A year or so ago, I sat in the living room of two respected scholars whose work is typically classified as apologetic (you’ll notice that I am being intentionally evasive about their identities as I have not asked their permission to retell this). My advice to them was that their scholarship is important, but to stop spending their time responding to critics. Just put out good scholarship and let it live or die on its own merits. My advice would be the same to scholars who are critical/skeptical of Mormonism: stop vollying insults and barbs in an unwinnable back-and-forth exhange with apologists. Just publish the best scholarship you can and let it live or die on its own merits.
Of course, I’m over-simplifying the realities of human exchange and debate.
Let me conclude my rambling thought exercise with a general observation from the perspective of a book publisher: I attend and exhibit at numerous conferences dedicated to Mormon scholarship and culture. The FairMormon Conference, a conference devoted to apologetic scholarship (and also annually keynoted by the venerable Dan Peterson) has, for the past several years, been one of my favorites to attend and exhibit at not only for its curation of speakers, but also because of the intellectual engagement of its attendees.
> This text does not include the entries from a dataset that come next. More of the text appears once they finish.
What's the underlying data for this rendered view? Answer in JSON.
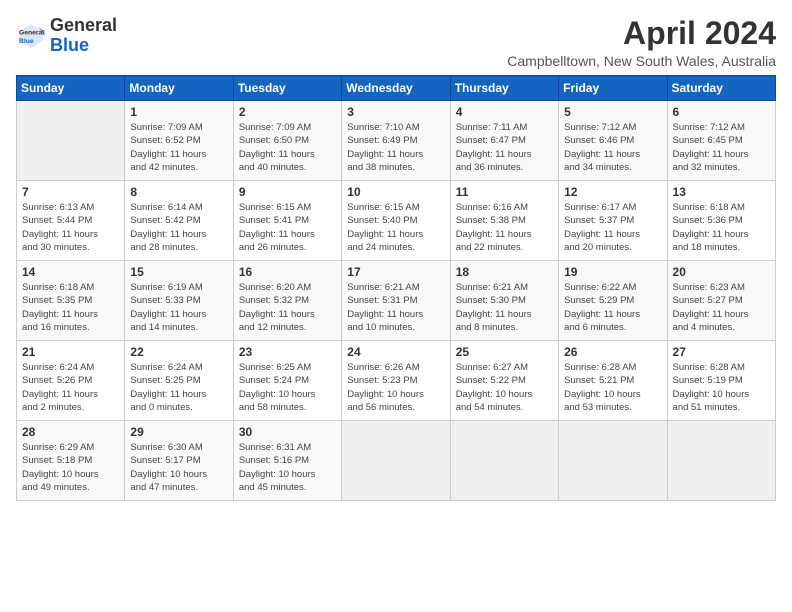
{
  "header": {
    "logo_general": "General",
    "logo_blue": "Blue",
    "month_title": "April 2024",
    "location": "Campbelltown, New South Wales, Australia"
  },
  "calendar": {
    "days_of_week": [
      "Sunday",
      "Monday",
      "Tuesday",
      "Wednesday",
      "Thursday",
      "Friday",
      "Saturday"
    ],
    "weeks": [
      [
        {
          "day": "",
          "content": ""
        },
        {
          "day": "1",
          "content": "Sunrise: 7:09 AM\nSunset: 6:52 PM\nDaylight: 11 hours\nand 42 minutes."
        },
        {
          "day": "2",
          "content": "Sunrise: 7:09 AM\nSunset: 6:50 PM\nDaylight: 11 hours\nand 40 minutes."
        },
        {
          "day": "3",
          "content": "Sunrise: 7:10 AM\nSunset: 6:49 PM\nDaylight: 11 hours\nand 38 minutes."
        },
        {
          "day": "4",
          "content": "Sunrise: 7:11 AM\nSunset: 6:47 PM\nDaylight: 11 hours\nand 36 minutes."
        },
        {
          "day": "5",
          "content": "Sunrise: 7:12 AM\nSunset: 6:46 PM\nDaylight: 11 hours\nand 34 minutes."
        },
        {
          "day": "6",
          "content": "Sunrise: 7:12 AM\nSunset: 6:45 PM\nDaylight: 11 hours\nand 32 minutes."
        }
      ],
      [
        {
          "day": "7",
          "content": "Sunrise: 6:13 AM\nSunset: 5:44 PM\nDaylight: 11 hours\nand 30 minutes."
        },
        {
          "day": "8",
          "content": "Sunrise: 6:14 AM\nSunset: 5:42 PM\nDaylight: 11 hours\nand 28 minutes."
        },
        {
          "day": "9",
          "content": "Sunrise: 6:15 AM\nSunset: 5:41 PM\nDaylight: 11 hours\nand 26 minutes."
        },
        {
          "day": "10",
          "content": "Sunrise: 6:15 AM\nSunset: 5:40 PM\nDaylight: 11 hours\nand 24 minutes."
        },
        {
          "day": "11",
          "content": "Sunrise: 6:16 AM\nSunset: 5:38 PM\nDaylight: 11 hours\nand 22 minutes."
        },
        {
          "day": "12",
          "content": "Sunrise: 6:17 AM\nSunset: 5:37 PM\nDaylight: 11 hours\nand 20 minutes."
        },
        {
          "day": "13",
          "content": "Sunrise: 6:18 AM\nSunset: 5:36 PM\nDaylight: 11 hours\nand 18 minutes."
        }
      ],
      [
        {
          "day": "14",
          "content": "Sunrise: 6:18 AM\nSunset: 5:35 PM\nDaylight: 11 hours\nand 16 minutes."
        },
        {
          "day": "15",
          "content": "Sunrise: 6:19 AM\nSunset: 5:33 PM\nDaylight: 11 hours\nand 14 minutes."
        },
        {
          "day": "16",
          "content": "Sunrise: 6:20 AM\nSunset: 5:32 PM\nDaylight: 11 hours\nand 12 minutes."
        },
        {
          "day": "17",
          "content": "Sunrise: 6:21 AM\nSunset: 5:31 PM\nDaylight: 11 hours\nand 10 minutes."
        },
        {
          "day": "18",
          "content": "Sunrise: 6:21 AM\nSunset: 5:30 PM\nDaylight: 11 hours\nand 8 minutes."
        },
        {
          "day": "19",
          "content": "Sunrise: 6:22 AM\nSunset: 5:29 PM\nDaylight: 11 hours\nand 6 minutes."
        },
        {
          "day": "20",
          "content": "Sunrise: 6:23 AM\nSunset: 5:27 PM\nDaylight: 11 hours\nand 4 minutes."
        }
      ],
      [
        {
          "day": "21",
          "content": "Sunrise: 6:24 AM\nSunset: 5:26 PM\nDaylight: 11 hours\nand 2 minutes."
        },
        {
          "day": "22",
          "content": "Sunrise: 6:24 AM\nSunset: 5:25 PM\nDaylight: 11 hours\nand 0 minutes."
        },
        {
          "day": "23",
          "content": "Sunrise: 6:25 AM\nSunset: 5:24 PM\nDaylight: 10 hours\nand 58 minutes."
        },
        {
          "day": "24",
          "content": "Sunrise: 6:26 AM\nSunset: 5:23 PM\nDaylight: 10 hours\nand 56 minutes."
        },
        {
          "day": "25",
          "content": "Sunrise: 6:27 AM\nSunset: 5:22 PM\nDaylight: 10 hours\nand 54 minutes."
        },
        {
          "day": "26",
          "content": "Sunrise: 6:28 AM\nSunset: 5:21 PM\nDaylight: 10 hours\nand 53 minutes."
        },
        {
          "day": "27",
          "content": "Sunrise: 6:28 AM\nSunset: 5:19 PM\nDaylight: 10 hours\nand 51 minutes."
        }
      ],
      [
        {
          "day": "28",
          "content": "Sunrise: 6:29 AM\nSunset: 5:18 PM\nDaylight: 10 hours\nand 49 minutes."
        },
        {
          "day": "29",
          "content": "Sunrise: 6:30 AM\nSunset: 5:17 PM\nDaylight: 10 hours\nand 47 minutes."
        },
        {
          "day": "30",
          "content": "Sunrise: 6:31 AM\nSunset: 5:16 PM\nDaylight: 10 hours\nand 45 minutes."
        },
        {
          "day": "",
          "content": ""
        },
        {
          "day": "",
          "content": ""
        },
        {
          "day": "",
          "content": ""
        },
        {
          "day": "",
          "content": ""
        }
      ]
    ]
  }
}
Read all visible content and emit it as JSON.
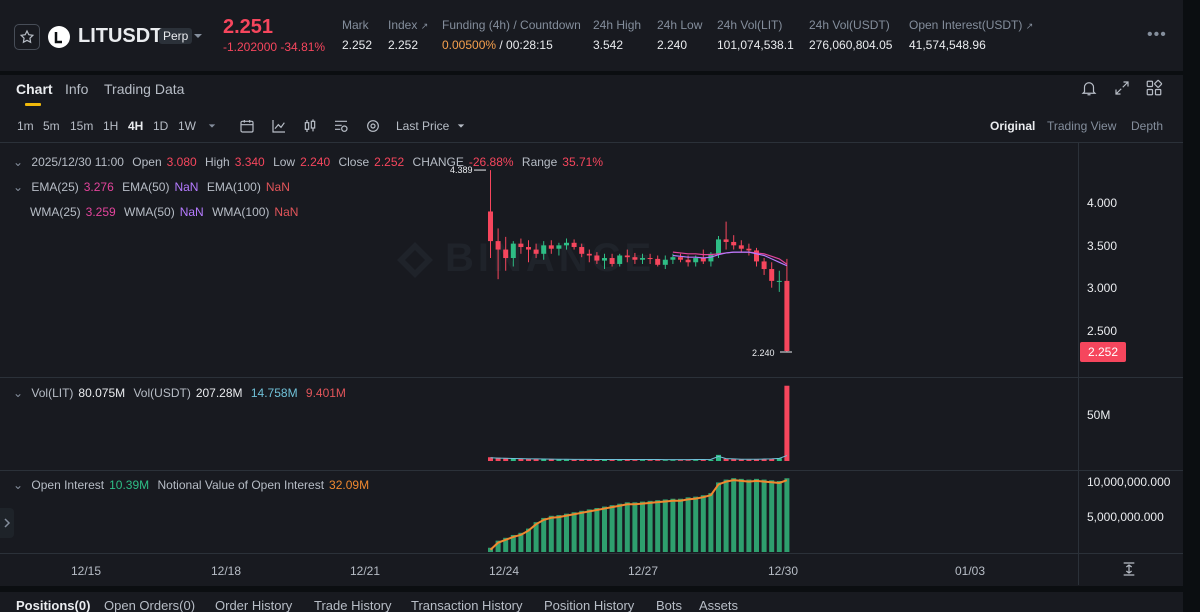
{
  "header": {
    "symbol": "LITUSDT",
    "contract_type": "Perp",
    "last_price": "2.251",
    "change_abs": "-1.202000",
    "change_pct": "-34.81%",
    "stats": [
      {
        "label": "Mark",
        "value": "2.252"
      },
      {
        "label": "Index",
        "value": "2.252"
      },
      {
        "label": "Funding (4h) / Countdown",
        "value_rate": "0.00500%",
        "value_countdown": "/ 00:28:15"
      },
      {
        "label": "24h High",
        "value": "3.542"
      },
      {
        "label": "24h Low",
        "value": "2.240"
      },
      {
        "label": "24h Vol(LIT)",
        "value": "101,074,538.1"
      },
      {
        "label": "24h Vol(USDT)",
        "value": "276,060,804.05"
      },
      {
        "label": "Open Interest(USDT)",
        "value": "41,574,548.96"
      }
    ]
  },
  "tabs": [
    "Chart",
    "Info",
    "Trading Data"
  ],
  "intervals": [
    "1m",
    "5m",
    "15m",
    "1H",
    "4H",
    "1D",
    "1W"
  ],
  "active_interval": "4H",
  "price_type": "Last Price",
  "views": [
    "Original",
    "Trading View",
    "Depth"
  ],
  "ohlc_legend": {
    "date": "2025/12/30 11:00",
    "open_label": "Open",
    "open": "3.080",
    "high_label": "High",
    "high": "3.340",
    "low_label": "Low",
    "low": "2.240",
    "close_label": "Close",
    "close": "2.252",
    "change_label": "CHANGE",
    "change": "-26.88%",
    "range_label": "Range",
    "range": "35.71%"
  },
  "ema_legend": {
    "ema25_label": "EMA(25)",
    "ema25": "3.276",
    "ema50_label": "EMA(50)",
    "ema50": "NaN",
    "ema100_label": "EMA(100)",
    "ema100": "NaN"
  },
  "wma_legend": {
    "wma25_label": "WMA(25)",
    "wma25": "3.259",
    "wma50_label": "WMA(50)",
    "wma50": "NaN",
    "wma100_label": "WMA(100)",
    "wma100": "NaN"
  },
  "vol_legend": {
    "vol_lit_label": "Vol(LIT)",
    "vol_lit": "80.075M",
    "vol_usdt_label": "Vol(USDT)",
    "vol_usdt": "207.28M",
    "ma1": "14.758M",
    "ma2": "9.401M"
  },
  "oi_legend": {
    "oi_label": "Open Interest",
    "oi": "10.39M",
    "notional_label": "Notional Value of Open Interest",
    "notional": "32.09M"
  },
  "watermark": "BINANCE",
  "price_axis": [
    "4.000",
    "3.500",
    "3.000",
    "2.500"
  ],
  "current_price_tag": "2.252",
  "high_marker": "4.389",
  "low_marker": "2.240",
  "vol_axis": [
    "50M"
  ],
  "oi_axis": [
    "10,000,000.000",
    "5,000,000.000"
  ],
  "time_axis": [
    "12/15",
    "12/18",
    "12/21",
    "12/24",
    "12/27",
    "12/30",
    "01/03"
  ],
  "bottom_tabs": [
    "Positions(0)",
    "Open Orders(0)",
    "Order History",
    "Trade History",
    "Transaction History",
    "Position History",
    "Bots",
    "Assets"
  ],
  "colors": {
    "up": "#2ebd85",
    "down": "#f6465d",
    "accent": "#f0b90b",
    "ema25": "#e2449b",
    "ema50": "#b57bff",
    "oi_line": "#f0882f"
  },
  "chart_data": [
    {
      "type": "candlestick",
      "title": "LITUSDT 4H",
      "x": [
        "12/24 00:00",
        "12/24 04:00",
        "12/24 08:00",
        "12/24 12:00",
        "12/24 16:00",
        "12/24 20:00",
        "12/25 00:00",
        "12/25 04:00",
        "12/25 08:00",
        "12/25 12:00",
        "12/25 16:00",
        "12/25 20:00",
        "12/26 00:00",
        "12/26 04:00",
        "12/26 08:00",
        "12/26 12:00",
        "12/26 16:00",
        "12/26 20:00",
        "12/27 00:00",
        "12/27 04:00",
        "12/27 08:00",
        "12/27 12:00",
        "12/27 16:00",
        "12/27 20:00",
        "12/28 00:00",
        "12/28 04:00",
        "12/28 08:00",
        "12/28 12:00",
        "12/28 16:00",
        "12/28 20:00",
        "12/29 00:00",
        "12/29 04:00",
        "12/29 08:00",
        "12/29 12:00",
        "12/29 16:00",
        "12/29 20:00",
        "12/30 00:00",
        "12/30 04:00",
        "12/30 08:00",
        "12/30 11:00"
      ],
      "open": [
        3.9,
        3.55,
        3.45,
        3.35,
        3.52,
        3.48,
        3.45,
        3.4,
        3.5,
        3.46,
        3.5,
        3.53,
        3.48,
        3.4,
        3.38,
        3.32,
        3.35,
        3.28,
        3.38,
        3.36,
        3.33,
        3.35,
        3.34,
        3.27,
        3.33,
        3.36,
        3.33,
        3.3,
        3.35,
        3.31,
        3.4,
        3.57,
        3.54,
        3.5,
        3.46,
        3.44,
        3.31,
        3.22,
        3.08,
        3.08
      ],
      "high": [
        4.389,
        3.7,
        3.6,
        3.55,
        3.58,
        3.56,
        3.52,
        3.55,
        3.56,
        3.53,
        3.58,
        3.57,
        3.52,
        3.45,
        3.42,
        3.4,
        3.4,
        3.4,
        3.45,
        3.41,
        3.4,
        3.4,
        3.38,
        3.38,
        3.4,
        3.4,
        3.38,
        3.38,
        3.45,
        3.42,
        3.61,
        3.78,
        3.62,
        3.56,
        3.52,
        3.47,
        3.35,
        3.3,
        3.2,
        3.34
      ],
      "low": [
        3.35,
        3.1,
        3.2,
        3.25,
        3.4,
        3.3,
        3.35,
        3.33,
        3.4,
        3.38,
        3.45,
        3.45,
        3.36,
        3.3,
        3.28,
        3.22,
        3.25,
        3.25,
        3.3,
        3.28,
        3.28,
        3.28,
        3.25,
        3.22,
        3.28,
        3.3,
        3.25,
        3.25,
        3.28,
        3.25,
        3.35,
        3.45,
        3.45,
        3.42,
        3.38,
        3.25,
        3.15,
        3.0,
        2.95,
        2.24
      ],
      "close": [
        3.55,
        3.45,
        3.35,
        3.52,
        3.48,
        3.45,
        3.4,
        3.5,
        3.46,
        3.5,
        3.53,
        3.48,
        3.4,
        3.38,
        3.32,
        3.35,
        3.28,
        3.38,
        3.36,
        3.33,
        3.35,
        3.34,
        3.27,
        3.33,
        3.36,
        3.33,
        3.3,
        3.35,
        3.31,
        3.4,
        3.57,
        3.54,
        3.5,
        3.46,
        3.44,
        3.31,
        3.22,
        3.08,
        3.08,
        2.252
      ],
      "ema25": [
        null,
        null,
        null,
        null,
        null,
        null,
        null,
        null,
        null,
        null,
        null,
        null,
        null,
        null,
        null,
        null,
        null,
        null,
        null,
        null,
        null,
        null,
        null,
        null,
        3.42,
        3.41,
        3.4,
        3.4,
        3.39,
        3.39,
        3.4,
        3.41,
        3.42,
        3.42,
        3.42,
        3.41,
        3.4,
        3.37,
        3.34,
        3.276
      ],
      "wma25": [
        null,
        null,
        null,
        null,
        null,
        null,
        null,
        null,
        null,
        null,
        null,
        null,
        null,
        null,
        null,
        null,
        null,
        null,
        null,
        null,
        null,
        null,
        null,
        null,
        3.38,
        3.37,
        3.36,
        3.36,
        3.35,
        3.36,
        3.39,
        3.41,
        3.42,
        3.42,
        3.42,
        3.4,
        3.38,
        3.34,
        3.3,
        3.259
      ],
      "ylim": [
        2.0,
        4.4
      ]
    },
    {
      "type": "bar",
      "title": "Vol(LIT)",
      "values_m": [
        4.0,
        3.5,
        3.2,
        2.8,
        2.5,
        2.2,
        2.0,
        1.8,
        1.6,
        1.5,
        1.4,
        1.3,
        1.2,
        1.2,
        1.1,
        1.1,
        1.0,
        1.0,
        1.0,
        0.9,
        0.9,
        0.9,
        0.9,
        0.8,
        0.8,
        0.8,
        0.8,
        0.9,
        1.0,
        1.2,
        6.5,
        2.5,
        2.0,
        1.5,
        1.4,
        1.5,
        1.8,
        2.2,
        3.0,
        80.075
      ],
      "ylim": [
        0,
        80
      ]
    },
    {
      "type": "bar",
      "title": "Open Interest",
      "values": [
        600000000.0,
        1600000000.0,
        2000000000.0,
        2400000000.0,
        2700000000.0,
        3300000000.0,
        4200000000.0,
        4800000000.0,
        5100000000.0,
        5200000000.0,
        5400000000.0,
        5600000000.0,
        5800000000.0,
        6000000000.0,
        6200000000.0,
        6400000000.0,
        6600000000.0,
        6800000000.0,
        7000000000.0,
        7000000000.0,
        7100000000.0,
        7200000000.0,
        7300000000.0,
        7400000000.0,
        7500000000.0,
        7500000000.0,
        7700000000.0,
        7800000000.0,
        8000000000.0,
        8300000000.0,
        9800000000.0,
        10200000000.0,
        10400000000.0,
        10300000000.0,
        10200000000.0,
        10300000000.0,
        10200000000.0,
        10100000000.0,
        10000000000.0,
        10390000000.0
      ],
      "ylim": [
        0,
        10500000000
      ]
    }
  ]
}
To put it plainly: the apologetic community (if it can be so labeled) pride themselves on being well-read and intellectually curious while remaining devoted members of the faith. They buy our books, which makes me happy. I think apologists often get a bad rap. It is assumed that they are intellectually dishonest, insufferable blowhards. Sometimes they are. Sometimes critics (or those who claim secular neutrality) are as well. I know I can be. People are complex like that. Even Dan Peterson.